We started talking about import singles like "11 'O'Clock Tick Tock" and "A Celebration," and the possibility of them being released on a live LP. He said the band was seriously talking about releasing a live album which would probably include these songs, then he got sidetracked, talking about "A Celebration," a single released between the first two albums. Larry talks about the personal side of the song.

"We did a video of it. We went to this prison in Dublin, where the 1916 uprising took place, called Kilmainham Jail, and filmed it with the idea of breaking out. It was very much a look at ourselves. Like when we were in school and everyone was telling us 'you're crap' and we couldn't get a record deal...it was the triumph of breaking through."

We discussed videos and Larry explained that they write and direct their own.

"I think they enhance the music, they're statements in themselves which is what they're meant to be. I see MTV sometimes, and I cringe at some of the videos.

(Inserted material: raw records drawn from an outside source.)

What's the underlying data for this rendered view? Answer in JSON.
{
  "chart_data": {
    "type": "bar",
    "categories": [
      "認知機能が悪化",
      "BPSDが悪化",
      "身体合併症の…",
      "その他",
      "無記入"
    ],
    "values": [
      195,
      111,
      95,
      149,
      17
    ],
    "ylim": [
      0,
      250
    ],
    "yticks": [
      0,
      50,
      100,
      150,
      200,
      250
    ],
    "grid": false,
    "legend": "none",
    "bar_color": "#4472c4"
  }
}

I mean out of 10 videos, 9 and a half of them have women in them on the cars (sarcastic chuckle), it's quite amusing. But I think if you see a U2 video, it actually jumps off the screen because it's four members of the band, no effects. We see ourselves as having a cinematic sound, like a big band.

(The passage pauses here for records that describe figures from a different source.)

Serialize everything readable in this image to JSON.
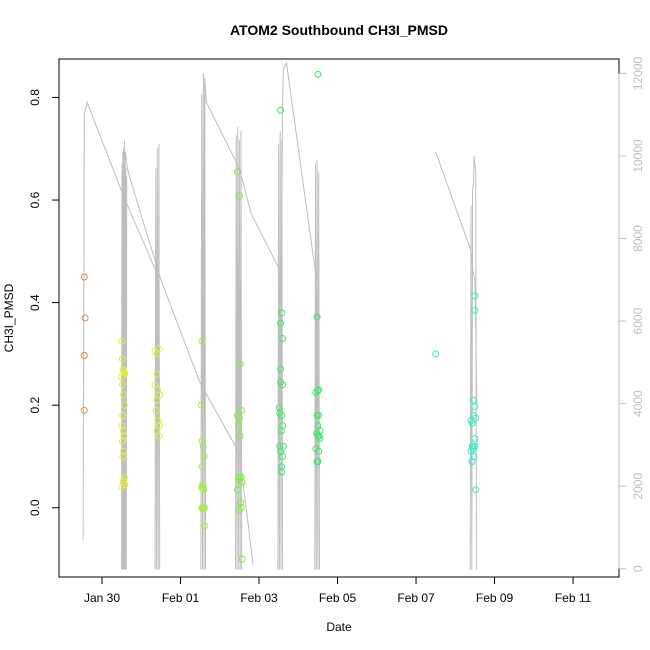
{
  "chart_data": {
    "type": "scatter",
    "title": "ATOM2 Southbound CH3I_PMSD",
    "xlabel": "Date",
    "ylabel": "CH3I_PMSD",
    "x_ticks": [
      "Jan 30",
      "Feb 01",
      "Feb 03",
      "Feb 05",
      "Feb 07",
      "Feb 09",
      "Feb 11"
    ],
    "y_ticks": [
      0.0,
      0.2,
      0.4,
      0.6,
      0.8
    ],
    "y_tick_labels": [
      "0.0",
      "0.2",
      "0.4",
      "0.6",
      "0.8"
    ],
    "y2_ticks": [
      0,
      2000,
      4000,
      6000,
      8000,
      10000,
      12000
    ],
    "y2_tick_labels": [
      "0",
      "2000",
      "4000",
      "6000",
      "8000",
      "10000",
      "12000"
    ],
    "xlim": [
      "Jan 28 10:00",
      "Feb 11 16:00"
    ],
    "ylim": [
      -0.135,
      0.875
    ],
    "y2lim": [
      -200,
      12350
    ],
    "x_domain_days": [
      -1.595,
      12.67
    ],
    "legend": "none",
    "grid": false,
    "colors": {
      "line": "#bebebe",
      "axis": "#000000",
      "right_axis": "#bebebe"
    },
    "scatter_groups": [
      {
        "color": "#e8883a",
        "x_days": [
          -0.95,
          -0.95,
          -0.93,
          -0.95
        ],
        "y": [
          0.45,
          0.297,
          0.37,
          0.19
        ]
      },
      {
        "color": "#e3ef3a",
        "x_days": [
          0.0,
          0.02,
          0.04,
          0.05,
          0.06,
          0.08,
          0.0,
          0.02,
          0.05,
          0.07,
          0.03,
          0.0,
          0.04,
          0.06,
          0.02,
          0.05,
          0.03,
          0.07,
          0.06,
          0.04,
          0.08,
          0.01
        ],
        "y": [
          0.325,
          0.29,
          0.27,
          0.268,
          0.265,
          0.262,
          0.255,
          0.24,
          0.22,
          0.2,
          0.18,
          0.16,
          0.15,
          0.14,
          0.13,
          0.11,
          0.1,
          0.06,
          0.055,
          0.05,
          0.045,
          0.04
        ]
      },
      {
        "color": "#dcf23a",
        "x_days": [
          0.85,
          0.9,
          0.95,
          0.9,
          0.85,
          0.92,
          0.97,
          0.9,
          0.88,
          0.93,
          0.96,
          0.9,
          0.95
        ],
        "y": [
          0.305,
          0.3,
          0.31,
          0.26,
          0.24,
          0.23,
          0.22,
          0.21,
          0.19,
          0.17,
          0.16,
          0.15,
          0.14
        ]
      },
      {
        "color": "#9ef03a",
        "x_days": [
          2.05,
          2.03,
          2.05,
          2.08,
          2.1,
          2.05,
          2.07,
          2.04,
          2.07,
          2.09,
          2.08,
          2.06,
          2.11,
          2.12,
          2.05
        ],
        "y": [
          0.325,
          0.2,
          0.13,
          0.12,
          0.1,
          0.08,
          0.045,
          0.04,
          0.04,
          0.035,
          0.0,
          -0.002,
          0.0,
          -0.035,
          0.0
        ]
      },
      {
        "color": "#7cf03a",
        "x_days": [
          2.95,
          3.0,
          3.02,
          2.95,
          3.0,
          3.05,
          2.98,
          3.02,
          2.98,
          3.0,
          3.05,
          3.07,
          2.95,
          3.03,
          3.05,
          3.0,
          3.07
        ],
        "y": [
          0.655,
          0.608,
          0.28,
          0.18,
          0.175,
          0.19,
          0.16,
          0.14,
          0.06,
          0.055,
          0.06,
          0.05,
          0.035,
          0.01,
          0.0,
          -0.005,
          -0.1
        ]
      },
      {
        "color": "#3bef5b",
        "x_days": [
          4.05,
          4.05,
          4.05,
          4.08,
          4.1,
          4.1,
          4.05,
          4.02,
          4.03,
          4.08,
          4.1,
          4.07,
          4.03,
          4.12,
          4.05,
          4.1,
          4.08,
          4.08
        ],
        "y": [
          0.775,
          0.27,
          0.36,
          0.38,
          0.33,
          0.24,
          0.245,
          0.195,
          0.185,
          0.18,
          0.16,
          0.15,
          0.12,
          0.12,
          0.11,
          0.1,
          0.08,
          0.07
        ]
      },
      {
        "color": "#32ed63",
        "x_days": [
          5.0,
          4.98,
          5.02,
          4.95,
          5.0,
          5.02,
          4.98,
          5.0,
          5.05,
          4.97,
          5.03,
          5.0,
          5.05,
          4.95,
          5.02,
          4.98,
          5.0
        ],
        "y": [
          0.845,
          0.372,
          0.23,
          0.225,
          0.228,
          0.18,
          0.18,
          0.16,
          0.15,
          0.145,
          0.14,
          0.14,
          0.135,
          0.115,
          0.11,
          0.09,
          0.09
        ]
      },
      {
        "color": "#3cf2b5",
        "x_days": [
          8.0
        ],
        "y": [
          0.3
        ]
      },
      {
        "color": "#35edc8",
        "x_days": [
          9.0,
          9.0,
          8.95,
          9.0,
          8.97,
          9.02,
          8.9,
          8.93,
          8.95,
          9.0,
          8.95,
          8.9,
          8.93,
          9.0,
          8.97,
          8.92,
          9.02
        ],
        "y": [
          0.413,
          0.385,
          0.21,
          0.197,
          0.18,
          0.175,
          0.17,
          0.165,
          0.12,
          0.135,
          0.115,
          0.11,
          0.12,
          0.12,
          0.1,
          0.09,
          0.035
        ]
      }
    ],
    "line_series": [
      {
        "name": "",
        "x_days": [
          -0.98,
          -0.95,
          -0.9,
          -0.88,
          0.06,
          0.88,
          0.9,
          0.95
        ],
        "y2": [
          700,
          11000,
          11200,
          11300,
          9000,
          7200,
          7150,
          6700
        ]
      },
      {
        "name": "",
        "x_days": [
          2.05,
          2.1,
          2.12,
          2.16,
          3.0,
          3.3,
          4.05
        ],
        "y2": [
          8200,
          8200,
          11900,
          11300,
          9700,
          8600,
          7200
        ]
      },
      {
        "name": "",
        "x_days": [
          4.05,
          4.1,
          4.12,
          4.2,
          4.92,
          4.95,
          5.0
        ],
        "y2": [
          4000,
          11300,
          12100,
          12250,
          7300,
          7200,
          7000
        ]
      },
      {
        "name": "",
        "x_days": [
          8.0,
          8.9,
          8.95,
          9.0,
          9.05
        ],
        "y2": [
          10100,
          7700,
          7200,
          7000,
          4000
        ]
      },
      {
        "name": "",
        "x_days": [
          0.0,
          0.05,
          0.07,
          0.1,
          0.12,
          0.15,
          0.2,
          1.0,
          2.0,
          3.0,
          3.35
        ],
        "y2": [
          6400,
          7800,
          9500,
          10100,
          9900,
          9700,
          9500,
          7000,
          4500,
          2800,
          100
        ]
      }
    ],
    "spike_series": [
      {
        "x_days": [
          0.0,
          0.01,
          0.02,
          0.03,
          0.04,
          0.05,
          0.06,
          0.07,
          0.08,
          0.09,
          0.1,
          0.11,
          0.12,
          0.13
        ],
        "y2": [
          -20,
          9800,
          -20,
          10100,
          -20,
          10200,
          -20,
          10400,
          -20,
          10100,
          -20,
          9700,
          -20,
          9500
        ]
      },
      {
        "x_days": [
          0.85,
          0.87,
          0.89,
          0.91,
          0.93,
          0.95,
          0.97
        ],
        "y2": [
          -20,
          9700,
          -20,
          10200,
          -20,
          10300,
          -20
        ]
      },
      {
        "x_days": [
          2.02,
          2.04,
          2.06,
          2.08,
          2.1,
          2.12,
          2.14
        ],
        "y2": [
          -20,
          11500,
          -20,
          12000,
          -20,
          11800,
          -20
        ]
      },
      {
        "x_days": [
          2.9,
          2.92,
          2.94,
          2.96,
          2.98,
          3.0,
          3.02,
          3.04,
          3.06
        ],
        "y2": [
          -20,
          10500,
          -20,
          10700,
          -20,
          10400,
          -20,
          10600,
          -20
        ]
      },
      {
        "x_days": [
          3.98,
          4.0,
          4.02,
          4.04,
          4.06,
          4.08,
          4.1
        ],
        "y2": [
          -20,
          10300,
          -20,
          10600,
          -20,
          10400,
          -20
        ]
      },
      {
        "x_days": [
          4.92,
          4.94,
          4.96,
          4.98,
          5.0,
          5.02,
          5.04
        ],
        "y2": [
          -20,
          9800,
          -20,
          9900,
          -20,
          9600,
          -20
        ]
      },
      {
        "x_days": [
          8.88,
          8.9,
          8.92,
          8.94,
          8.96,
          8.98,
          9.0,
          9.02,
          9.04
        ],
        "y2": [
          -20,
          8800,
          -20,
          9200,
          9300,
          10000,
          9800,
          9600,
          -20
        ]
      }
    ],
    "x_tick_days": [
      -0.5,
      1.5,
      3.5,
      5.5,
      7.5,
      9.5,
      11.5
    ]
  }
}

We go on to talk about the latest album, War. I ask him about the change of sound, how it seems to be more straightforward, especially the drumming. I ask him if they might be trying to simplify things, get down to basics in order to develop different things about their music.

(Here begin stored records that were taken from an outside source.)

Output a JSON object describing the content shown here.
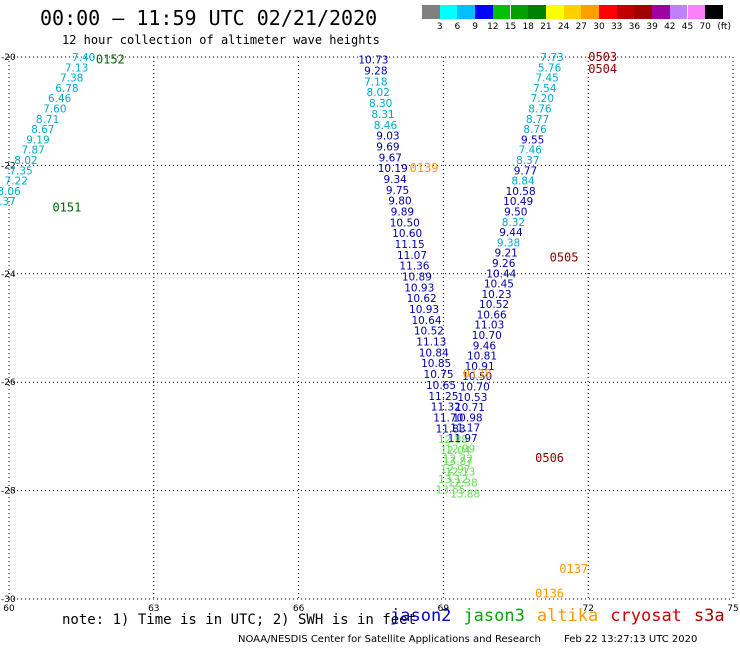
{
  "header": {
    "title": "00:00 – 11:59 UTC 02/21/2020",
    "subtitle": "12 hour collection of altimeter wave heights"
  },
  "legend": {
    "unit_label": "(ft)",
    "thresholds": [
      "3",
      "6",
      "9",
      "12",
      "15",
      "18",
      "21",
      "24",
      "27",
      "30",
      "33",
      "36",
      "39",
      "42",
      "45",
      "70"
    ],
    "colors": [
      "#808080",
      "#00ffff",
      "#00bfff",
      "#0000ff",
      "#00c000",
      "#00a000",
      "#008000",
      "#ffff00",
      "#ffd000",
      "#ffa000",
      "#ff0000",
      "#c00000",
      "#a00000",
      "#a000a0",
      "#c080ff",
      "#ff80ff",
      "#000000"
    ]
  },
  "footer": {
    "note": "note: 1) Time is in UTC; 2) SWH is in feet",
    "satellites": [
      {
        "name": "jason2",
        "color": "#0000cc"
      },
      {
        "name": "jason3",
        "color": "#00aa00"
      },
      {
        "name": "altika",
        "color": "#ff9900"
      },
      {
        "name": "cryosat",
        "color": "#cc0000"
      },
      {
        "name": "s3a",
        "color": "#aa0000"
      }
    ],
    "credit": "NOAA/NESDIS Center for Satellite Applications and Research",
    "timestamp": "Feb 22 13:27:13 UTC 2020"
  },
  "chart_data": {
    "type": "scatter",
    "xlim": [
      60,
      75
    ],
    "ylim": [
      -30,
      -20
    ],
    "x_ticks": [
      60,
      63,
      66,
      69,
      72,
      75
    ],
    "y_ticks": [
      -20,
      -22,
      -24,
      -26,
      -28,
      -30
    ],
    "grid": true,
    "colors": {
      "cyan": "#00aacc",
      "navy": "#0000aa",
      "green": "#66dd55",
      "orange": "#ff9900",
      "darkred": "#880000",
      "darkgreen": "#006600"
    },
    "pass_labels": [
      {
        "text": "0152",
        "x": 62.1,
        "y": -20.05,
        "color": "darkgreen"
      },
      {
        "text": "0151",
        "x": 61.2,
        "y": -22.78,
        "color": "darkgreen"
      },
      {
        "text": "0139",
        "x": 68.6,
        "y": -22.05,
        "color": "orange"
      },
      {
        "text": "0503",
        "x": 72.3,
        "y": -20.0,
        "color": "darkred"
      },
      {
        "text": "0504",
        "x": 72.3,
        "y": -20.22,
        "color": "darkred"
      },
      {
        "text": "0505",
        "x": 71.5,
        "y": -23.7,
        "color": "darkred"
      },
      {
        "text": "0506",
        "x": 71.2,
        "y": -27.4,
        "color": "darkred"
      },
      {
        "text": "0138",
        "x": 69.7,
        "y": -25.85,
        "color": "orange"
      },
      {
        "text": "0137",
        "x": 71.7,
        "y": -29.45,
        "color": "orange"
      },
      {
        "text": "0136",
        "x": 71.2,
        "y": -29.9,
        "color": "orange"
      }
    ],
    "points": [
      {
        "v": "7.40",
        "x": 61.55,
        "y": -20.0,
        "c": "cyan"
      },
      {
        "v": "7.13",
        "x": 61.4,
        "y": -20.19,
        "c": "cyan"
      },
      {
        "v": "7.38",
        "x": 61.3,
        "y": -20.38,
        "c": "cyan"
      },
      {
        "v": "6.78",
        "x": 61.2,
        "y": -20.57,
        "c": "cyan"
      },
      {
        "v": "6.46",
        "x": 61.05,
        "y": -20.76,
        "c": "cyan"
      },
      {
        "v": "7.60",
        "x": 60.95,
        "y": -20.95,
        "c": "cyan"
      },
      {
        "v": "8.71",
        "x": 60.8,
        "y": -21.14,
        "c": "cyan"
      },
      {
        "v": "8.67",
        "x": 60.7,
        "y": -21.33,
        "c": "cyan"
      },
      {
        "v": "9.19",
        "x": 60.6,
        "y": -21.52,
        "c": "cyan"
      },
      {
        "v": "7.87",
        "x": 60.5,
        "y": -21.71,
        "c": "cyan"
      },
      {
        "v": "8.02",
        "x": 60.35,
        "y": -21.9,
        "c": "cyan"
      },
      {
        "v": "7.35",
        "x": 60.25,
        "y": -22.09,
        "c": "cyan"
      },
      {
        "v": "7.22",
        "x": 60.15,
        "y": -22.28,
        "c": "cyan"
      },
      {
        "v": "8.06",
        "x": 60.0,
        "y": -22.47,
        "c": "cyan"
      },
      {
        "v": "6.37",
        "x": 59.9,
        "y": -22.66,
        "c": "cyan"
      },
      {
        "v": "10.73",
        "x": 67.55,
        "y": -20.05,
        "c": "navy"
      },
      {
        "v": "9.28",
        "x": 67.6,
        "y": -20.25,
        "c": "navy"
      },
      {
        "v": "7.18",
        "x": 67.6,
        "y": -20.45,
        "c": "cyan"
      },
      {
        "v": "8.02",
        "x": 67.65,
        "y": -20.65,
        "c": "cyan"
      },
      {
        "v": "8.30",
        "x": 67.7,
        "y": -20.85,
        "c": "cyan"
      },
      {
        "v": "8.31",
        "x": 67.75,
        "y": -21.05,
        "c": "cyan"
      },
      {
        "v": "8.46",
        "x": 67.8,
        "y": -21.25,
        "c": "cyan"
      },
      {
        "v": "9.03",
        "x": 67.85,
        "y": -21.45,
        "c": "navy"
      },
      {
        "v": "9.69",
        "x": 67.85,
        "y": -21.65,
        "c": "navy"
      },
      {
        "v": "9.67",
        "x": 67.9,
        "y": -21.85,
        "c": "navy"
      },
      {
        "v": "10.19",
        "x": 67.95,
        "y": -22.05,
        "c": "navy"
      },
      {
        "v": "9.34",
        "x": 68.0,
        "y": -22.25,
        "c": "navy"
      },
      {
        "v": "9.75",
        "x": 68.05,
        "y": -22.45,
        "c": "navy"
      },
      {
        "v": "9.80",
        "x": 68.1,
        "y": -22.65,
        "c": "navy"
      },
      {
        "v": "9.89",
        "x": 68.15,
        "y": -22.85,
        "c": "navy"
      },
      {
        "v": "10.50",
        "x": 68.2,
        "y": -23.05,
        "c": "navy"
      },
      {
        "v": "10.60",
        "x": 68.25,
        "y": -23.25,
        "c": "navy"
      },
      {
        "v": "11.15",
        "x": 68.3,
        "y": -23.45,
        "c": "navy"
      },
      {
        "v": "11.07",
        "x": 68.35,
        "y": -23.65,
        "c": "navy"
      },
      {
        "v": "11.36",
        "x": 68.4,
        "y": -23.85,
        "c": "navy"
      },
      {
        "v": "10.89",
        "x": 68.45,
        "y": -24.05,
        "c": "navy"
      },
      {
        "v": "10.93",
        "x": 68.5,
        "y": -24.25,
        "c": "navy"
      },
      {
        "v": "10.62",
        "x": 68.55,
        "y": -24.45,
        "c": "navy"
      },
      {
        "v": "10.93",
        "x": 68.6,
        "y": -24.65,
        "c": "navy"
      },
      {
        "v": "10.64",
        "x": 68.65,
        "y": -24.85,
        "c": "navy"
      },
      {
        "v": "10.52",
        "x": 68.7,
        "y": -25.05,
        "c": "navy"
      },
      {
        "v": "11.13",
        "x": 68.75,
        "y": -25.25,
        "c": "navy"
      },
      {
        "v": "10.84",
        "x": 68.8,
        "y": -25.45,
        "c": "navy"
      },
      {
        "v": "10.85",
        "x": 68.85,
        "y": -25.65,
        "c": "navy"
      },
      {
        "v": "10.75",
        "x": 68.9,
        "y": -25.85,
        "c": "navy"
      },
      {
        "v": "10.65",
        "x": 68.95,
        "y": -26.05,
        "c": "navy"
      },
      {
        "v": "11.25",
        "x": 69.0,
        "y": -26.25,
        "c": "navy"
      },
      {
        "v": "11.32",
        "x": 69.05,
        "y": -26.45,
        "c": "navy"
      },
      {
        "v": "11.70",
        "x": 69.1,
        "y": -26.65,
        "c": "navy"
      },
      {
        "v": "11.83",
        "x": 69.15,
        "y": -26.85,
        "c": "navy"
      },
      {
        "v": "12.89",
        "x": 69.2,
        "y": -27.05,
        "c": "green"
      },
      {
        "v": "12.04",
        "x": 69.25,
        "y": -27.25,
        "c": "green"
      },
      {
        "v": "13.87",
        "x": 69.3,
        "y": -27.45,
        "c": "green"
      },
      {
        "v": "12.13",
        "x": 69.35,
        "y": -27.65,
        "c": "green"
      },
      {
        "v": "12.38",
        "x": 69.4,
        "y": -27.85,
        "c": "green"
      },
      {
        "v": "13.88",
        "x": 69.45,
        "y": -28.05,
        "c": "green"
      },
      {
        "v": "7.73",
        "x": 71.25,
        "y": -20.0,
        "c": "cyan"
      },
      {
        "v": "5.76",
        "x": 71.2,
        "y": -20.19,
        "c": "cyan"
      },
      {
        "v": "7.45",
        "x": 71.15,
        "y": -20.38,
        "c": "cyan"
      },
      {
        "v": "7.54",
        "x": 71.1,
        "y": -20.57,
        "c": "cyan"
      },
      {
        "v": "7.20",
        "x": 71.05,
        "y": -20.76,
        "c": "cyan"
      },
      {
        "v": "8.76",
        "x": 71.0,
        "y": -20.95,
        "c": "cyan"
      },
      {
        "v": "8.77",
        "x": 70.95,
        "y": -21.14,
        "c": "cyan"
      },
      {
        "v": "8.76",
        "x": 70.9,
        "y": -21.33,
        "c": "cyan"
      },
      {
        "v": "9.55",
        "x": 70.85,
        "y": -21.52,
        "c": "navy"
      },
      {
        "v": "7.46",
        "x": 70.8,
        "y": -21.71,
        "c": "cyan"
      },
      {
        "v": "8.37",
        "x": 70.75,
        "y": -21.9,
        "c": "cyan"
      },
      {
        "v": "9.77",
        "x": 70.7,
        "y": -22.09,
        "c": "navy"
      },
      {
        "v": "8.84",
        "x": 70.65,
        "y": -22.28,
        "c": "cyan"
      },
      {
        "v": "10.58",
        "x": 70.6,
        "y": -22.47,
        "c": "navy"
      },
      {
        "v": "10.49",
        "x": 70.55,
        "y": -22.66,
        "c": "navy"
      },
      {
        "v": "9.50",
        "x": 70.5,
        "y": -22.85,
        "c": "navy"
      },
      {
        "v": "8.32",
        "x": 70.45,
        "y": -23.04,
        "c": "cyan"
      },
      {
        "v": "9.44",
        "x": 70.4,
        "y": -23.23,
        "c": "navy"
      },
      {
        "v": "9.38",
        "x": 70.35,
        "y": -23.42,
        "c": "cyan"
      },
      {
        "v": "9.21",
        "x": 70.3,
        "y": -23.61,
        "c": "navy"
      },
      {
        "v": "9.26",
        "x": 70.25,
        "y": -23.8,
        "c": "navy"
      },
      {
        "v": "10.44",
        "x": 70.2,
        "y": -23.99,
        "c": "navy"
      },
      {
        "v": "10.45",
        "x": 70.15,
        "y": -24.18,
        "c": "navy"
      },
      {
        "v": "10.23",
        "x": 70.1,
        "y": -24.37,
        "c": "navy"
      },
      {
        "v": "10.52",
        "x": 70.05,
        "y": -24.56,
        "c": "navy"
      },
      {
        "v": "10.66",
        "x": 70.0,
        "y": -24.75,
        "c": "navy"
      },
      {
        "v": "11.03",
        "x": 69.95,
        "y": -24.94,
        "c": "navy"
      },
      {
        "v": "10.70",
        "x": 69.9,
        "y": -25.13,
        "c": "navy"
      },
      {
        "v": "9.46",
        "x": 69.85,
        "y": -25.32,
        "c": "navy"
      },
      {
        "v": "10.81",
        "x": 69.8,
        "y": -25.51,
        "c": "navy"
      },
      {
        "v": "10.91",
        "x": 69.75,
        "y": -25.7,
        "c": "navy"
      },
      {
        "v": "10.50",
        "x": 69.7,
        "y": -25.89,
        "c": "navy"
      },
      {
        "v": "10.70",
        "x": 69.65,
        "y": -26.08,
        "c": "navy"
      },
      {
        "v": "10.53",
        "x": 69.6,
        "y": -26.27,
        "c": "navy"
      },
      {
        "v": "10.71",
        "x": 69.55,
        "y": -26.46,
        "c": "navy"
      },
      {
        "v": "10.98",
        "x": 69.5,
        "y": -26.65,
        "c": "navy"
      },
      {
        "v": "11.17",
        "x": 69.45,
        "y": -26.84,
        "c": "navy"
      },
      {
        "v": "11.97",
        "x": 69.4,
        "y": -27.03,
        "c": "navy"
      },
      {
        "v": "12.99",
        "x": 69.35,
        "y": -27.22,
        "c": "green"
      },
      {
        "v": "12.72",
        "x": 69.3,
        "y": -27.41,
        "c": "green"
      },
      {
        "v": "12.97",
        "x": 69.25,
        "y": -27.6,
        "c": "green"
      },
      {
        "v": "13.12",
        "x": 69.2,
        "y": -27.79,
        "c": "green"
      },
      {
        "v": "13.55",
        "x": 69.15,
        "y": -27.98,
        "c": "green"
      }
    ]
  }
}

"I see what you're saying. I think the drumming has always been pretty simple, I don't think it needs to be flashy. For War I use a click track, something I haven't used before, it's a way of keeping time in my headphones. When I listened to the music in time with the click track I knew I had to bring it down to the real basics. Hopefully for the next LP it will be more complicated, I'll move on. I think of it as a musical progression for myself because I learned a lot recording this album, just about my own style and that's what I wanted to do. I think there is a definite style on War where there isn't on the previous albums.

He answered my question perfectly. We went on to talk about where the band's sound might go in the future. The band has been experimenting with synthesizers -- as on the flip side of "A Celebration," a song entitled "Trash, Trampoline and the Party Girl," (which they happened to do that night) -- but Larry said that with the present trend of keyboard sound they were more likely to stay with piano and head towards the left into brass.

The show that night indeed proved to be dynamically U2. But I just couldn't keep from flashing back to that night when things were so much more intimate. It seemed to me that now the barriers were on my side, walls of people that only know how to push instead of dance. Yet in spite of this "hip" crowd their show was that glimpse of magic missing from most other shows.

For the first time Adam the bass player sang backup. Bono was his gallant self. His tenor charm was up to par, especially during his improvisational moments. The Edge laid down his dreamy ethereal guitar lines while Larry and Adam kept them grounded for a balanced sound. It was a powerful performance that filled me with that oh-so-familiar joy. And I knew I was still thankful for U2.